SIA reports, “Experts we have talked to state there would be no value whatsoever in these instruments.”
Whatever result users subjectively feel can be ascribed to a sense of “emotional well being, but that would have nothing to do with the instrument itself.” SIA stated.
The suggested donations for GWP “instruments” can range from “$450.00 to $7,600.00.”
According to GWP their instruments are based upon “high-frequency temporal shifting, matrixed with millions of pre-defined etheric modifications operating in a vertically and horizontally oriented polarization.”
Dr. Baratz called this “gobbledygook…high sounding phrases that mean nothing.”

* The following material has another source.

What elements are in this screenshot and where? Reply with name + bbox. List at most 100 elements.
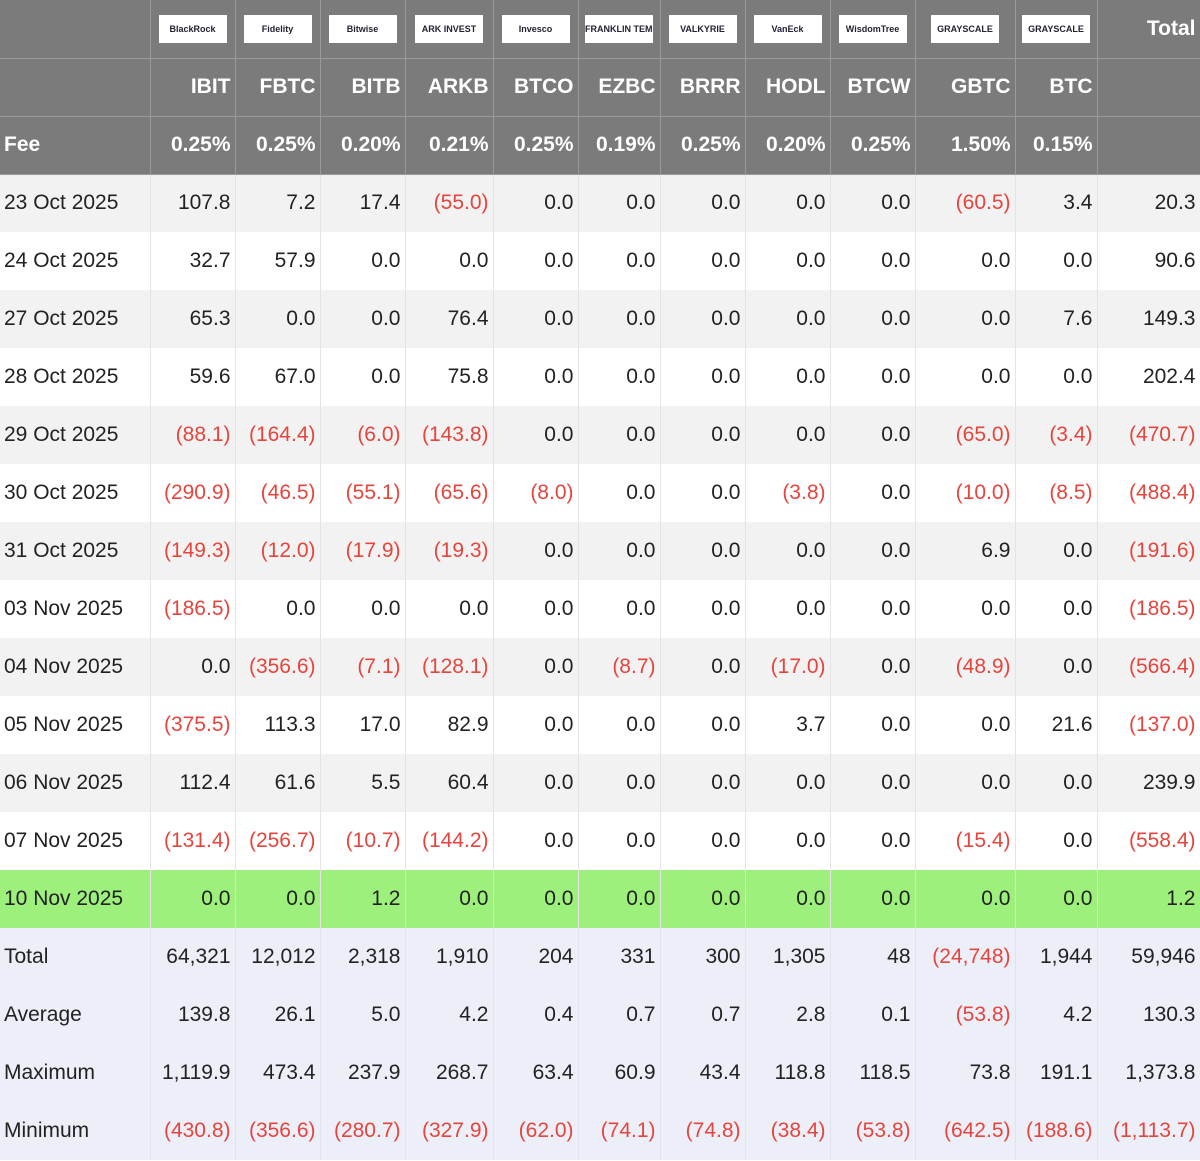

But the Millers say that they manufacture their instruments based upon knowledge they have received through “telepathic impressions in the form of engineering blueprints” from “a place outside this Earth and its astral system.”
The Food and Drug Administration (FDA) have not evaluated GWP’s instruments.
GWP claims that 3 million people around the world have used its instruments and that there are 12,000 “instrument keepers” in the United States, hundreds reside in California.
SIA says that its preliminary investigation “reveals that there are serious financial improprieties within the ‘nonprofit’ organization of the Gentle Wind Project.”
“It is our opinion that the Gentle Wind Project has made and is currently making a lot of money to support the extravagant lifestyle of their board of directors. All of this—at the cost of unsuspecting victims,” And SIA reports that it is now “putting a case together to submit to the US Attorney’s Office for review.”
Note: GWP has sued former members and various websites, including the Ross Institute (RI), for either linking to and/or posting comments made by former members. RI and myself are defendants in this action for linking to critical comments about GWP and also for giving GWP a “Flaming Website” award after the group attacked me personally on its website.